Do you know of an algorithm that can see that there is handwriting on an image? I am not interested in knowing what the handwriting says, but only that there is one present?
I have a video of someone filling a slide with handwriting. My goal is to determine how much of the slide has been filled with handwriting already.

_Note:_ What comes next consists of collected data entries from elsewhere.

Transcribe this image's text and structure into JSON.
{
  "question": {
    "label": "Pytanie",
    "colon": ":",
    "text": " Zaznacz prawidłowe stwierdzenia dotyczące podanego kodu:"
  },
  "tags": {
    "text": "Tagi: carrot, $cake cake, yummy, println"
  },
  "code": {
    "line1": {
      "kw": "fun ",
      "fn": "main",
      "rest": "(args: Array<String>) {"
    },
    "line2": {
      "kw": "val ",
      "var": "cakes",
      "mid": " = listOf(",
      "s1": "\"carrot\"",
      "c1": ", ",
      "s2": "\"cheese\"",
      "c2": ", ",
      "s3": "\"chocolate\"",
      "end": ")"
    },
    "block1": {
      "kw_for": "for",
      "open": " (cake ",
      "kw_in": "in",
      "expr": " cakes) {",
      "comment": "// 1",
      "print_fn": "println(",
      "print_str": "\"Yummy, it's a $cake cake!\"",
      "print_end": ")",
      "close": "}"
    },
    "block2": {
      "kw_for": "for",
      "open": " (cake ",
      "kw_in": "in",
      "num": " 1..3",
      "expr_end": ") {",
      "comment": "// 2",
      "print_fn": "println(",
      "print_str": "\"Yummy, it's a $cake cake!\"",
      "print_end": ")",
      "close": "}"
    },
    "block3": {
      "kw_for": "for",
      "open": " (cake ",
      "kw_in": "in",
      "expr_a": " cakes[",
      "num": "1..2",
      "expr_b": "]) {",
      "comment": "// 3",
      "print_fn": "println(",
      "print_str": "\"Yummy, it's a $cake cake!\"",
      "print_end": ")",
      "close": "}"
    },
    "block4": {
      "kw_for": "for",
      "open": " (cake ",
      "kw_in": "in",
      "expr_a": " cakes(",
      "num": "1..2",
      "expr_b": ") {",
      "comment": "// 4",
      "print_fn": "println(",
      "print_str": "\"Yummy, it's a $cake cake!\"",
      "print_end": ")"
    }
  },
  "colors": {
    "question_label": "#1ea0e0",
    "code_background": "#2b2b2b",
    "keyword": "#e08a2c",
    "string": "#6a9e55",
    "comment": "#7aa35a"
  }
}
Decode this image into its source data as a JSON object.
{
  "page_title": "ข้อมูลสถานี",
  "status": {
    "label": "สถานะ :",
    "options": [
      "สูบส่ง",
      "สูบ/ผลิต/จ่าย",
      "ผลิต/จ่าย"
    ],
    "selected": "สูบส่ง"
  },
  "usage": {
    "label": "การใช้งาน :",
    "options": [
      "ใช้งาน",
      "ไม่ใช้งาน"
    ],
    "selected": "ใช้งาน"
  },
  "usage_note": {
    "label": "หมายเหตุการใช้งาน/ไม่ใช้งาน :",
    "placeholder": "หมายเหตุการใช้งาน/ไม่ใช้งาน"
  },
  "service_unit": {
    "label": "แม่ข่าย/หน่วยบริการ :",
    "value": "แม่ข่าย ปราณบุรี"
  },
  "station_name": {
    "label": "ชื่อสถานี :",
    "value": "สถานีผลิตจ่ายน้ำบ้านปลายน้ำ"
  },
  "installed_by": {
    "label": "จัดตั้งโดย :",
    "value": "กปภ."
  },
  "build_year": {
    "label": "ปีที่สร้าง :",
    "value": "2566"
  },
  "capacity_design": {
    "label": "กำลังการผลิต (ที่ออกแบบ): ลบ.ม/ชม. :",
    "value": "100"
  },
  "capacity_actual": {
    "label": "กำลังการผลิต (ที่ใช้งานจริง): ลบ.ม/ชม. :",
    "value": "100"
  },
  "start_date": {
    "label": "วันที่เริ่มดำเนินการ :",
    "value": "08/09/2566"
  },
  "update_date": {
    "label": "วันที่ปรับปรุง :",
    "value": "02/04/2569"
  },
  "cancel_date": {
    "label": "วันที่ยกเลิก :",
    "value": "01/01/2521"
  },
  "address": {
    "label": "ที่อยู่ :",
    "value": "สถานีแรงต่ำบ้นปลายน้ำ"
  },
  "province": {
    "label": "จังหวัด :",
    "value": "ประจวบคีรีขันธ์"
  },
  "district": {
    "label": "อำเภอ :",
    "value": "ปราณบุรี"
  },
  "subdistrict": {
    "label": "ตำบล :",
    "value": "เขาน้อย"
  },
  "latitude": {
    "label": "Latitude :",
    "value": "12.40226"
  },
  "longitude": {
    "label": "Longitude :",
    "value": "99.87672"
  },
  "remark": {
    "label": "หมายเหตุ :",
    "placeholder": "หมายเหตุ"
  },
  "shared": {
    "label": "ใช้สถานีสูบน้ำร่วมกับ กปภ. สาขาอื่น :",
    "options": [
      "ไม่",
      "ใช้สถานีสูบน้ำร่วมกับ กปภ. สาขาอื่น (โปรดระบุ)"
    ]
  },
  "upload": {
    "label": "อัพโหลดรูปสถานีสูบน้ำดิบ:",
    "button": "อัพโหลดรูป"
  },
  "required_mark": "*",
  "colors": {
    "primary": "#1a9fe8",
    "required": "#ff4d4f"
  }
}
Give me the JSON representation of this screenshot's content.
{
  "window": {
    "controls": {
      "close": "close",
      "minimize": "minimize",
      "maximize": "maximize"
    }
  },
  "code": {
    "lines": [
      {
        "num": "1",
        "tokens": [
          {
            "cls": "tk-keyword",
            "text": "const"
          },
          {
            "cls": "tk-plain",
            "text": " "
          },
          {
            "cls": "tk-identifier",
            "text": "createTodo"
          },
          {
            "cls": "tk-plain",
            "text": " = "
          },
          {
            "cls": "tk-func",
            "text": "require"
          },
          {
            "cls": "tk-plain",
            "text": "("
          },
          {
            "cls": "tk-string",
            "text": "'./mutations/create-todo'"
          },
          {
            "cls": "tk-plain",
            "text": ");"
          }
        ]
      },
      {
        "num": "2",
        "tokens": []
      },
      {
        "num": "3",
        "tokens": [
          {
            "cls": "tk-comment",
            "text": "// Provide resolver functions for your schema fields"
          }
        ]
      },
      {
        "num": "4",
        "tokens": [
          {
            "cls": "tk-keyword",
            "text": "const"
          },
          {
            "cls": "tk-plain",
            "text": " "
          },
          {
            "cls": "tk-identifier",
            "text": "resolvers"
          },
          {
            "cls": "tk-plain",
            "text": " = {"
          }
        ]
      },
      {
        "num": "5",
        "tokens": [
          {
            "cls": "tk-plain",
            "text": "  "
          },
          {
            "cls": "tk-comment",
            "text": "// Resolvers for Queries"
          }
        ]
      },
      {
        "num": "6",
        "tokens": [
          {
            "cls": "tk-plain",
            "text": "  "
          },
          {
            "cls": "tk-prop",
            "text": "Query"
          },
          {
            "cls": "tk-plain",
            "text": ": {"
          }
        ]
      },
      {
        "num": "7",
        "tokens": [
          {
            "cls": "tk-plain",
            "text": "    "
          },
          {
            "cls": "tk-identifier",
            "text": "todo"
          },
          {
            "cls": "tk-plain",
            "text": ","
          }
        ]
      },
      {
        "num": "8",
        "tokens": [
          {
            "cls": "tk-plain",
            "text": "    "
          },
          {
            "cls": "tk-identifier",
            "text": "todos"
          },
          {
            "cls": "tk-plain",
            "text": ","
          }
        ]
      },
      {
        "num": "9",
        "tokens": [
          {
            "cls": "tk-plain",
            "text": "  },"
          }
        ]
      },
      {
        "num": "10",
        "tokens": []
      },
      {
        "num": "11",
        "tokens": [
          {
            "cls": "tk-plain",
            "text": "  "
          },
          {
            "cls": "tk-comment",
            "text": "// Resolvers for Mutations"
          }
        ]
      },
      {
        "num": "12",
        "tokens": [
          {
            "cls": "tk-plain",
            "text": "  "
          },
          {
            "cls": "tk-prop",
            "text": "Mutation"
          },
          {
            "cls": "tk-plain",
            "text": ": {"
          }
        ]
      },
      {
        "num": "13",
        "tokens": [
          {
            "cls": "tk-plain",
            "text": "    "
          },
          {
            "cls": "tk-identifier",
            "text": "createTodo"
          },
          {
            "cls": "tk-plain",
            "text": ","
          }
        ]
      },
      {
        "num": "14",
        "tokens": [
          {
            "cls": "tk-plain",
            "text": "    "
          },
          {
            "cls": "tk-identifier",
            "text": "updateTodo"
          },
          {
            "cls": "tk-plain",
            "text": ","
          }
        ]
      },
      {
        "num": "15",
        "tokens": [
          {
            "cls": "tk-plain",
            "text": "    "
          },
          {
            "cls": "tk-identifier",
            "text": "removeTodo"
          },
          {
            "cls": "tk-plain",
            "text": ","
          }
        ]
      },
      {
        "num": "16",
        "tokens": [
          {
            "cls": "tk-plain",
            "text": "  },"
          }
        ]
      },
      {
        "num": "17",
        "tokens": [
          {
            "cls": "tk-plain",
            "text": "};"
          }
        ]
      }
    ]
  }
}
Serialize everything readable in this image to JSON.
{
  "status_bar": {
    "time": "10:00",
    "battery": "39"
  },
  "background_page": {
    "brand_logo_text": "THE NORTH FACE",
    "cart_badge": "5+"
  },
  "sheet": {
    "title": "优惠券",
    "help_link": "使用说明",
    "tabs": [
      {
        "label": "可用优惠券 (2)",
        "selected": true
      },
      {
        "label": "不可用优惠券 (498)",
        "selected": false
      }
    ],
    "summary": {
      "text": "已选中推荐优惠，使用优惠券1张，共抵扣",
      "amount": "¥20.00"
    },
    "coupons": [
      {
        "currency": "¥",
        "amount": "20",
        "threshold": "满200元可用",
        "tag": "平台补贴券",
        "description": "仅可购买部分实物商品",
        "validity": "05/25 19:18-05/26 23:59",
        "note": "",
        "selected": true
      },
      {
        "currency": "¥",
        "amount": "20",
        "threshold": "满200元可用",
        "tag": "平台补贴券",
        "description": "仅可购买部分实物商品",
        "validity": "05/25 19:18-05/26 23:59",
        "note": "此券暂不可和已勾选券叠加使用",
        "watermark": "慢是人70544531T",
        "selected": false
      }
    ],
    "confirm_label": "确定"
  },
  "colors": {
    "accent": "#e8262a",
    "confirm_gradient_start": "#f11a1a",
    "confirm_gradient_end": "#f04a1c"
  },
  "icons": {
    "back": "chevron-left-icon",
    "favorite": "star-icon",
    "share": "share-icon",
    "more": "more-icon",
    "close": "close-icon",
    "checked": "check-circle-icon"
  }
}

The video in question can be downloaded here: http://www.filedropper.com/00_6
For this particular video, a great solution was already suggested in Quantify how much a slide has been filled with handwriting
The solution is based on summing the amount of the specific color used for the handwriting. However, if the handwriting is not in blue but any other color that can also be found on non-handwriting, this approach will not work.
Therefore, I am interested to know, if there exists a more general solution to determine if there is handwriting present on an image?
What I have done so far: I was thinking of extracting the contours of an image, and then somehow detect the handwriting part based on how curvy the contours are (but I have no clue how to do that part). it might not be the best idea, though, as again it's not always correct...
import cv2
import matplotlib.pyplot as plt
img = cv2.imread(PATH TO IMAGE)
print("img shape=", img.shape)
gray = cv2.cvtColor(img, cv2.COLOR_BGR2GRAY)
cv2.imshow("image", gray)
cv2.waitKey(1)
#### extract all contours
# Find Canny edges
edged = cv2.Canny(gray, 30, 200)
cv2.waitKey(0)
# Finding Contours
# Use a copy of the image e.g. edged.copy()
# since findContours alters the image
contours, hierarchy = cv2.findContours(edged,
cv2.RETR_EXTERNAL, cv2.CHAIN_APPROX_NONE)
cv2.imshow('Canny Edges After Contouring', edged)
cv2.waitKey(0)
print("Number of Contours found = " + str(len(contours)))
# Draw all contours
# -1 signifies drawing all contours
cv2.drawContours(img, contours, -1, (0, 255, 0), 3)
cv2.imshow('Contours', img)
cv2.waitKey(0)
You can identify the space taken by hand-writing by masking the pixels from the template, and then do the same for the difference between further frames and the template. You can use dilation, opening, and thresholding for this.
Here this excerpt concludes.